Lattice identification is not a trivial task and may be time consuming. The algorithm is based on the assumption that the lattice`s unit cell is primitive.

By default the lattice type is identified during the creation of the lattice (It is required for the lattice standardization). Therefore, the creation of the lattice may be time consuming. To avoid this, you can disable the standardization of the cell via the standardize=False argument:

>>> lattice = Lattice(1, 1, 1, 90, 90, 90, standardize=False)

Note that the predefined paths and k points for the lattice are not guaranteed to be correct and reproducible if the lattice is not standardized.

Variation of the lattice#

Some of the Bravais lattice types have several variations.
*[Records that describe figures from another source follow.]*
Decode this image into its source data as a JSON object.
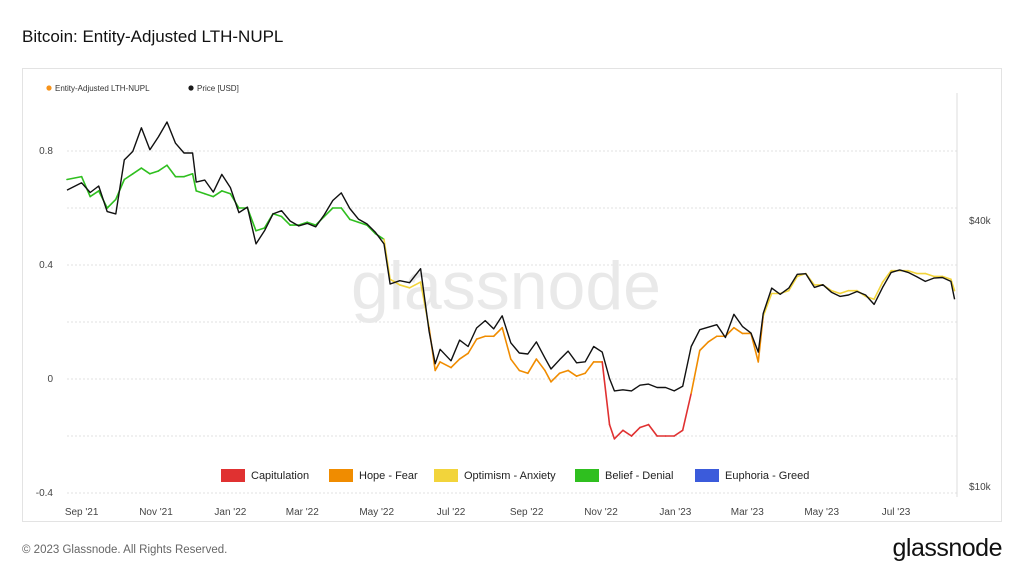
{
  "page": {
    "title": "Bitcoin: Entity-Adjusted LTH-NUPL",
    "copyright": "© 2023 Glassnode. All Rights Reserved.",
    "brand": "glassnode",
    "watermark": "glassnode"
  },
  "chart_data": {
    "type": "line",
    "legend": [
      {
        "name": "Entity-Adjusted LTH-NUPL",
        "color": "#f7931a"
      },
      {
        "name": "Price [USD]",
        "color": "#1a1a1a"
      }
    ],
    "x_ticks": [
      "Sep '21",
      "Nov '21",
      "Jan '22",
      "Mar '22",
      "May '22",
      "Jul '22",
      "Sep '22",
      "Nov '22",
      "Jan '23",
      "Mar '23",
      "May '23",
      "Jul '23"
    ],
    "left_axis": {
      "ticks": [
        "0.8",
        "0.4",
        "0",
        "-0.4"
      ],
      "range": [
        -0.4,
        0.8
      ]
    },
    "right_axis": {
      "ticks": [
        "$40k",
        "$10k"
      ],
      "scale": "log"
    },
    "zones": [
      {
        "name": "Capitulation",
        "color": "#e03131",
        "range": [
          -1,
          0
        ]
      },
      {
        "name": "Hope - Fear",
        "color": "#f08c00",
        "range": [
          0,
          0.25
        ]
      },
      {
        "name": "Optimism - Anxiety",
        "color": "#f2d43b",
        "range": [
          0.25,
          0.5
        ]
      },
      {
        "name": "Belief - Denial",
        "color": "#2fbf1f",
        "range": [
          0.5,
          0.75
        ]
      },
      {
        "name": "Euphoria - Greed",
        "color": "#3b5bdb",
        "range": [
          0.75,
          1
        ]
      }
    ],
    "x_range": [
      "2021-08-20",
      "2023-08-20"
    ],
    "series": [
      {
        "name": "Entity-Adjusted LTH-NUPL",
        "unit": "ratio",
        "points": [
          [
            "2021-08-20",
            0.7
          ],
          [
            "2021-09-01",
            0.71
          ],
          [
            "2021-09-08",
            0.64
          ],
          [
            "2021-09-15",
            0.66
          ],
          [
            "2021-09-22",
            0.6
          ],
          [
            "2021-09-29",
            0.63
          ],
          [
            "2021-10-06",
            0.7
          ],
          [
            "2021-10-13",
            0.72
          ],
          [
            "2021-10-20",
            0.74
          ],
          [
            "2021-10-27",
            0.72
          ],
          [
            "2021-11-03",
            0.73
          ],
          [
            "2021-11-10",
            0.75
          ],
          [
            "2021-11-17",
            0.71
          ],
          [
            "2021-11-24",
            0.71
          ],
          [
            "2021-12-01",
            0.72
          ],
          [
            "2021-12-04",
            0.66
          ],
          [
            "2021-12-11",
            0.65
          ],
          [
            "2021-12-18",
            0.64
          ],
          [
            "2021-12-25",
            0.66
          ],
          [
            "2022-01-01",
            0.65
          ],
          [
            "2022-01-08",
            0.6
          ],
          [
            "2022-01-15",
            0.6
          ],
          [
            "2022-01-22",
            0.52
          ],
          [
            "2022-01-29",
            0.53
          ],
          [
            "2022-02-05",
            0.58
          ],
          [
            "2022-02-12",
            0.57
          ],
          [
            "2022-02-19",
            0.54
          ],
          [
            "2022-02-26",
            0.54
          ],
          [
            "2022-03-05",
            0.55
          ],
          [
            "2022-03-12",
            0.54
          ],
          [
            "2022-03-19",
            0.57
          ],
          [
            "2022-03-26",
            0.6
          ],
          [
            "2022-04-02",
            0.6
          ],
          [
            "2022-04-09",
            0.56
          ],
          [
            "2022-04-16",
            0.55
          ],
          [
            "2022-04-23",
            0.54
          ],
          [
            "2022-04-30",
            0.51
          ],
          [
            "2022-05-07",
            0.49
          ],
          [
            "2022-05-12",
            0.35
          ],
          [
            "2022-05-20",
            0.33
          ],
          [
            "2022-05-28",
            0.32
          ],
          [
            "2022-06-06",
            0.34
          ],
          [
            "2022-06-13",
            0.18
          ],
          [
            "2022-06-18",
            0.03
          ],
          [
            "2022-06-22",
            0.06
          ],
          [
            "2022-07-01",
            0.04
          ],
          [
            "2022-07-08",
            0.07
          ],
          [
            "2022-07-15",
            0.09
          ],
          [
            "2022-07-22",
            0.14
          ],
          [
            "2022-07-29",
            0.15
          ],
          [
            "2022-08-05",
            0.15
          ],
          [
            "2022-08-12",
            0.18
          ],
          [
            "2022-08-19",
            0.07
          ],
          [
            "2022-08-26",
            0.03
          ],
          [
            "2022-09-02",
            0.02
          ],
          [
            "2022-09-09",
            0.07
          ],
          [
            "2022-09-16",
            0.03
          ],
          [
            "2022-09-21",
            -0.01
          ],
          [
            "2022-09-28",
            0.02
          ],
          [
            "2022-10-05",
            0.03
          ],
          [
            "2022-10-12",
            0.01
          ],
          [
            "2022-10-19",
            0.02
          ],
          [
            "2022-10-26",
            0.06
          ],
          [
            "2022-11-02",
            0.06
          ],
          [
            "2022-11-08",
            -0.16
          ],
          [
            "2022-11-12",
            -0.21
          ],
          [
            "2022-11-19",
            -0.18
          ],
          [
            "2022-11-26",
            -0.2
          ],
          [
            "2022-12-03",
            -0.17
          ],
          [
            "2022-12-10",
            -0.16
          ],
          [
            "2022-12-17",
            -0.2
          ],
          [
            "2022-12-24",
            -0.2
          ],
          [
            "2022-12-31",
            -0.2
          ],
          [
            "2023-01-07",
            -0.18
          ],
          [
            "2023-01-14",
            -0.05
          ],
          [
            "2023-01-21",
            0.1
          ],
          [
            "2023-01-28",
            0.13
          ],
          [
            "2023-02-04",
            0.15
          ],
          [
            "2023-02-11",
            0.15
          ],
          [
            "2023-02-18",
            0.18
          ],
          [
            "2023-02-25",
            0.16
          ],
          [
            "2023-03-04",
            0.16
          ],
          [
            "2023-03-10",
            0.06
          ],
          [
            "2023-03-14",
            0.22
          ],
          [
            "2023-03-21",
            0.3
          ],
          [
            "2023-03-28",
            0.3
          ],
          [
            "2023-04-04",
            0.31
          ],
          [
            "2023-04-11",
            0.36
          ],
          [
            "2023-04-18",
            0.37
          ],
          [
            "2023-04-25",
            0.33
          ],
          [
            "2023-05-02",
            0.33
          ],
          [
            "2023-05-09",
            0.31
          ],
          [
            "2023-05-16",
            0.3
          ],
          [
            "2023-05-23",
            0.31
          ],
          [
            "2023-05-30",
            0.31
          ],
          [
            "2023-06-06",
            0.29
          ],
          [
            "2023-06-13",
            0.28
          ],
          [
            "2023-06-20",
            0.34
          ],
          [
            "2023-06-27",
            0.38
          ],
          [
            "2023-07-04",
            0.38
          ],
          [
            "2023-07-11",
            0.38
          ],
          [
            "2023-07-18",
            0.37
          ],
          [
            "2023-07-25",
            0.37
          ],
          [
            "2023-08-01",
            0.36
          ],
          [
            "2023-08-08",
            0.36
          ],
          [
            "2023-08-15",
            0.35
          ],
          [
            "2023-08-18",
            0.31
          ]
        ]
      },
      {
        "name": "Price [USD]",
        "unit": "USD",
        "points": [
          [
            "2021-08-20",
            47000
          ],
          [
            "2021-09-01",
            48800
          ],
          [
            "2021-09-08",
            46400
          ],
          [
            "2021-09-15",
            48000
          ],
          [
            "2021-09-22",
            42000
          ],
          [
            "2021-09-29",
            41500
          ],
          [
            "2021-10-06",
            55000
          ],
          [
            "2021-10-13",
            57500
          ],
          [
            "2021-10-20",
            65000
          ],
          [
            "2021-10-27",
            58000
          ],
          [
            "2021-11-03",
            62000
          ],
          [
            "2021-11-10",
            67000
          ],
          [
            "2021-11-17",
            60000
          ],
          [
            "2021-11-24",
            57000
          ],
          [
            "2021-12-01",
            57000
          ],
          [
            "2021-12-04",
            49000
          ],
          [
            "2021-12-11",
            49500
          ],
          [
            "2021-12-18",
            46500
          ],
          [
            "2021-12-25",
            51000
          ],
          [
            "2022-01-01",
            47600
          ],
          [
            "2022-01-08",
            41800
          ],
          [
            "2022-01-15",
            43000
          ],
          [
            "2022-01-22",
            35500
          ],
          [
            "2022-01-29",
            38000
          ],
          [
            "2022-02-05",
            41500
          ],
          [
            "2022-02-12",
            42200
          ],
          [
            "2022-02-19",
            40000
          ],
          [
            "2022-02-26",
            39000
          ],
          [
            "2022-03-05",
            39500
          ],
          [
            "2022-03-12",
            38800
          ],
          [
            "2022-03-19",
            41300
          ],
          [
            "2022-03-26",
            44500
          ],
          [
            "2022-04-02",
            46300
          ],
          [
            "2022-04-09",
            42700
          ],
          [
            "2022-04-16",
            40400
          ],
          [
            "2022-04-23",
            39400
          ],
          [
            "2022-04-30",
            37700
          ],
          [
            "2022-05-07",
            35500
          ],
          [
            "2022-05-12",
            28800
          ],
          [
            "2022-05-20",
            29300
          ],
          [
            "2022-05-28",
            29000
          ],
          [
            "2022-06-06",
            31200
          ],
          [
            "2022-06-13",
            22500
          ],
          [
            "2022-06-18",
            19000
          ],
          [
            "2022-06-22",
            20500
          ],
          [
            "2022-07-01",
            19300
          ],
          [
            "2022-07-08",
            21500
          ],
          [
            "2022-07-15",
            20800
          ],
          [
            "2022-07-22",
            22900
          ],
          [
            "2022-07-29",
            23800
          ],
          [
            "2022-08-05",
            22800
          ],
          [
            "2022-08-12",
            24400
          ],
          [
            "2022-08-19",
            21200
          ],
          [
            "2022-08-26",
            20100
          ],
          [
            "2022-09-02",
            20000
          ],
          [
            "2022-09-09",
            21300
          ],
          [
            "2022-09-16",
            19600
          ],
          [
            "2022-09-21",
            18500
          ],
          [
            "2022-09-28",
            19400
          ],
          [
            "2022-10-05",
            20300
          ],
          [
            "2022-10-12",
            19100
          ],
          [
            "2022-10-19",
            19200
          ],
          [
            "2022-10-26",
            20800
          ],
          [
            "2022-11-02",
            20200
          ],
          [
            "2022-11-08",
            17600
          ],
          [
            "2022-11-12",
            16500
          ],
          [
            "2022-11-19",
            16600
          ],
          [
            "2022-11-26",
            16500
          ],
          [
            "2022-12-03",
            17000
          ],
          [
            "2022-12-10",
            17100
          ],
          [
            "2022-12-17",
            16800
          ],
          [
            "2022-12-24",
            16800
          ],
          [
            "2022-12-31",
            16500
          ],
          [
            "2023-01-07",
            16900
          ],
          [
            "2023-01-14",
            20800
          ],
          [
            "2023-01-21",
            22700
          ],
          [
            "2023-01-28",
            23000
          ],
          [
            "2023-02-04",
            23300
          ],
          [
            "2023-02-11",
            21800
          ],
          [
            "2023-02-18",
            24600
          ],
          [
            "2023-02-25",
            23100
          ],
          [
            "2023-03-04",
            22300
          ],
          [
            "2023-03-10",
            20200
          ],
          [
            "2023-03-14",
            24700
          ],
          [
            "2023-03-21",
            28200
          ],
          [
            "2023-03-28",
            27300
          ],
          [
            "2023-04-04",
            28200
          ],
          [
            "2023-04-11",
            30300
          ],
          [
            "2023-04-18",
            30400
          ],
          [
            "2023-04-25",
            28300
          ],
          [
            "2023-05-02",
            28700
          ],
          [
            "2023-05-09",
            27600
          ],
          [
            "2023-05-16",
            27000
          ],
          [
            "2023-05-23",
            27200
          ],
          [
            "2023-05-30",
            27700
          ],
          [
            "2023-06-06",
            27200
          ],
          [
            "2023-06-13",
            25900
          ],
          [
            "2023-06-20",
            28300
          ],
          [
            "2023-06-27",
            30600
          ],
          [
            "2023-07-04",
            31000
          ],
          [
            "2023-07-11",
            30600
          ],
          [
            "2023-07-18",
            29900
          ],
          [
            "2023-07-25",
            29200
          ],
          [
            "2023-08-01",
            29700
          ],
          [
            "2023-08-08",
            29800
          ],
          [
            "2023-08-15",
            29200
          ],
          [
            "2023-08-18",
            26600
          ]
        ]
      }
    ]
  }
}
To check the variation of the lattice use Lattice.variation attribute:

>>> lattice = lattice_example("BCT")
>>> lattice.variation
'BCT1'
>>> lattice = Lattice(1, 1, 1, 90, 90, 90)
>>> lattice.variation
'CUB'

Reference attributes#

You can use the following attributes for the information about the lattice based on the Bravais type:

>>> lattice = Lattice([[1, 0, 0], [0, 1, 0], [0, 0, 1]])
>>> lattice.pearson_symbol
'cP'
>>> lattice.crystal_family
'c'
>>> lattice.centring_type
'P'

Lattice parameters#

All lattice parameters can be accessed as attributes:

  • Real space

>>> lattice = Lattice([[1, 0, 0], [0, 1, 0], [0, 0, 1]])
>>> lattice.a1
array([1, 0, 0])
>>> lattice.a2
array([0, 1, 0])
>>> lattice.a3
array([0, 0, 1])
>>> lattice.cell
array([[1, 0, 0],
       [0, 1, 0],
       [0, 0, 1]])
>>> lattice.a
1.0
>>> lattice.b
1.0
>>> lattice.c
1.0
>>> lattice.alpha
90.0
>>> lattice.beta
90.0
>>> lattice.gamma
90.0
>>> lattice.unit_cell_volume
1.0
>>> lattice.parameters
(1.0, 1.0, 1.0, 90.0, 90.0, 90.0)
  • Reciprocal space

>>> from math import pi
>>> lattice = Lattice([[2*pi, 0, 0], [0, 2*pi, 0], [0, 0, 2*pi]])
>>> lattice.b1
array([1., 0., 0.])
>>> lattice.b2
array([0., 1., 0.])
>>> lattice.b3
array([0., 0., 1.])
>>> lattice.reciprocal_cell
array([[1., 0., 0.],
       [0., 1., 0.],
       [0., 0., 1.]])
>>> round(lattice.k_a, 4)
1.0
>>> round(lattice.k_b, 4)
1.0
>>> round(lattice.k_c, 4)
1.0
>>> lattice.k_alpha
90.0
>>> lattice.k_beta
90.0
>>> lattice.k_gamma
90.0

Hint

Not all properties of the lattice are listed here (for examples the once for the conventional cell are not even mentioned). See Lattice for the full list of properties.

K points#

Path in reciprocal space and k points for plotting and calculation are implemented in a separate class Kpoints. It is expected to be accessed through the Lattice.kpoints attribute. Note that you can work with kpoints from the instance of the Lattice, since the instance of the Kpoints class is created when the property is accessed for the first time and stored internally for the future:

>>> lattice = Lattice(1, 1, 1, 90, 90, 90)
>>> lattice.kpoints.add_hs_point("CP", [0.5, 0.5, 0.5], label="Custom label")
>>> lattice.kpoints.path = "G-X|M-CP-X"
>>> lattice.kpoints.path_string
'G-X|M-CP-X'
>>> kp = lattice.kpoints
>>> kp.path_string
'G-X|M-CP-X'
>>> kp.path = "G-X|M-X"
>>> kp.path_string
'G-X|M-X'
>>> lattice.kpoints.path_string
'G-X|M-X'

Note

For each Bravais lattice type there is a predefined path and set of kpoints in reciprocal space. See Bravais lattices for more details. The unit cell has to be standardized to use the predefined paths and kpoints.

For the full guide on how to use Kpoints class see K points.